RAL Tier1 Operations Report for 25th November 2009.

This is a review of issues since the last meeting on 18th November.

Review of Issues during week 18th to 25th November.

  • The problem of batch work occasionally ending up on the 'wrong' node has been monitored. An analysis at the end of last week found no jobs running on the 'wrong' hosts during the previous week. Regard this as solved, although will continue to monitor.
  • The problem on both WMS01 & WMS02 last week (18th November) has been resolved. The problem was with the maximum number of files in a folder (effectively number of jobs in the WMS). This has been resolved by increasing the limit and a more aggressive clean-up. This is a known problem in the WMS although the patch is still in certification.
  • There was a short At Risk on the Atlas Castor instance on Friday 20 November. A problem had been found with LSF filling up a partition that was trapped before it became critical. The At Risk was necessary to resolve the problem.

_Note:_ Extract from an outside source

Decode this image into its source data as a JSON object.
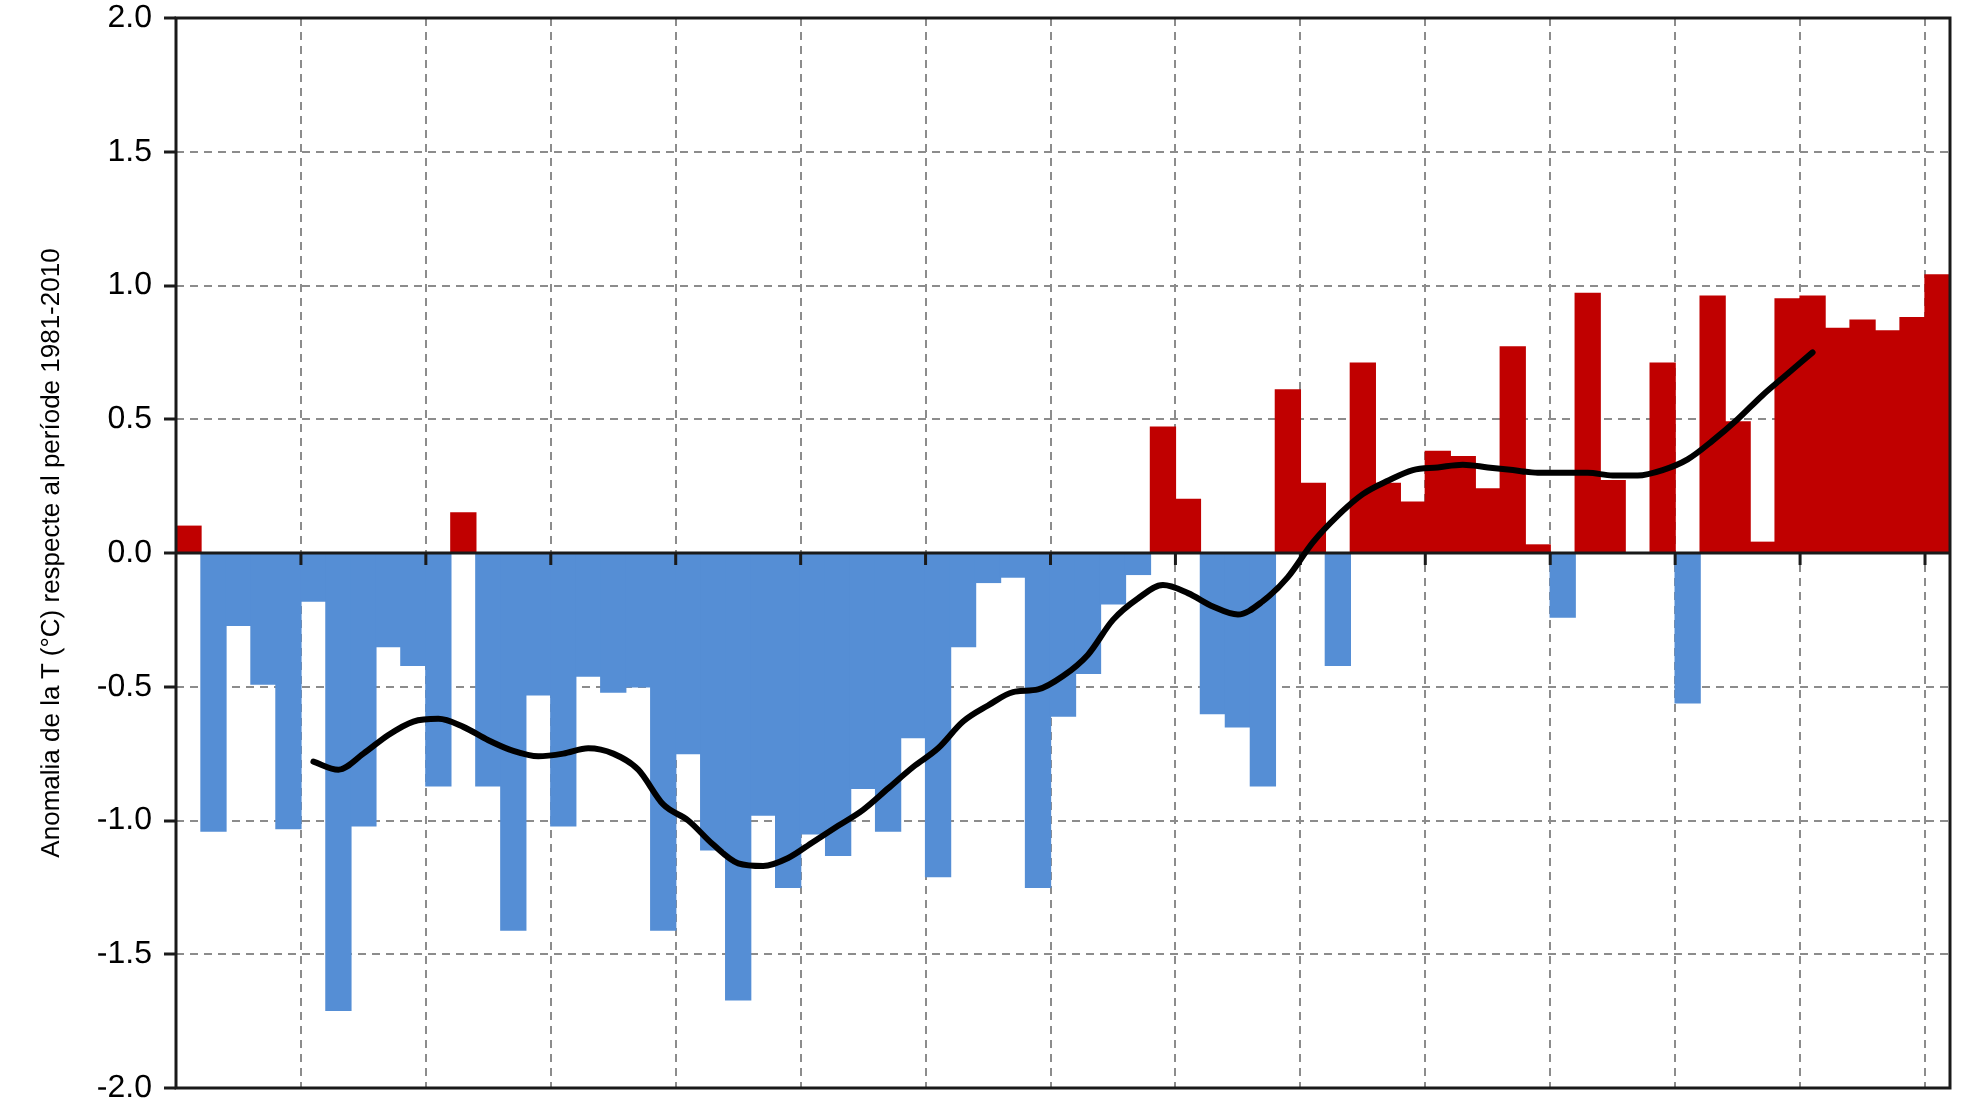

Current operational status and issues.

  • Long standing Database Disk array problem: Following the discovery of the noise on the current supplied by the UPS we are awaiting a test of the UPS bypass. Such a test has been scheduled twice in the last week but had to be cancelled each time. We are currently looking to do this on the 7th December (to be confirmed). This test is important to confirm the UPS (or rather the mismatch between it and the load) is the cause of the noise. In parallel work is ongoing to prepare a solution.
  • Problem on the Atlas Castor instance during the evening of Monday 23rd and morning of Tuesday 24th November. This was caused by high load on the Atlas SRM database leading to inefficiencies. This has been alleviated by a minor reconfiguration of the SRM along with moving the Oracle processes to another node in the RAC with more memory. The number of Atlas FTS channels from CERN to RAL were also reduced to prevent a recurrence. The number of FTS channels has not yet been restored to its previous value. The situation is being monitored, including checking the effect on any backlog of file transfers as LHC data arrives.
  • There is a problem within Castor Disk-to-Disk copies for LHCb from the LHCbUser Service Class. This is under investigation.
  • A mismatch between tape contents and Castor meta-data is being investigated. This dates from 2007 and has been found for CMS data. So far investigations have not found other evidence of this problem. It is still believed to affect only a small number of files.

Advanced warning:

  • Monday 7th December. At Risk for test of UPS bypass. (To be confirmed.)

Table showing entries in GOC DB starting between 18th and 25th November.

Service Scheduled? Outage/At Risk Start End Duration Reason
srm-atlas UNSCHEDULED AT_RISK 20/11/2009 10:00 20/11/2009 10:30 30 minutes Short At Risk for minor re-configuration of LSF scheduler used within the Atlas Castor instance.
All site UNSCHEDULED AT_RISK 19/11/2009 10:00 19/11/2009 11:00 1 hour At Risk for test bypass of Uninterruptible Power Supply extended owing to delay in making test.
All site SCHEDULED AT_RISK 19/11/2009 08:30 19/11/2009 10:00 1 hour and 30 minutes At Risk during test bypass of Uninterruptible Power Supply.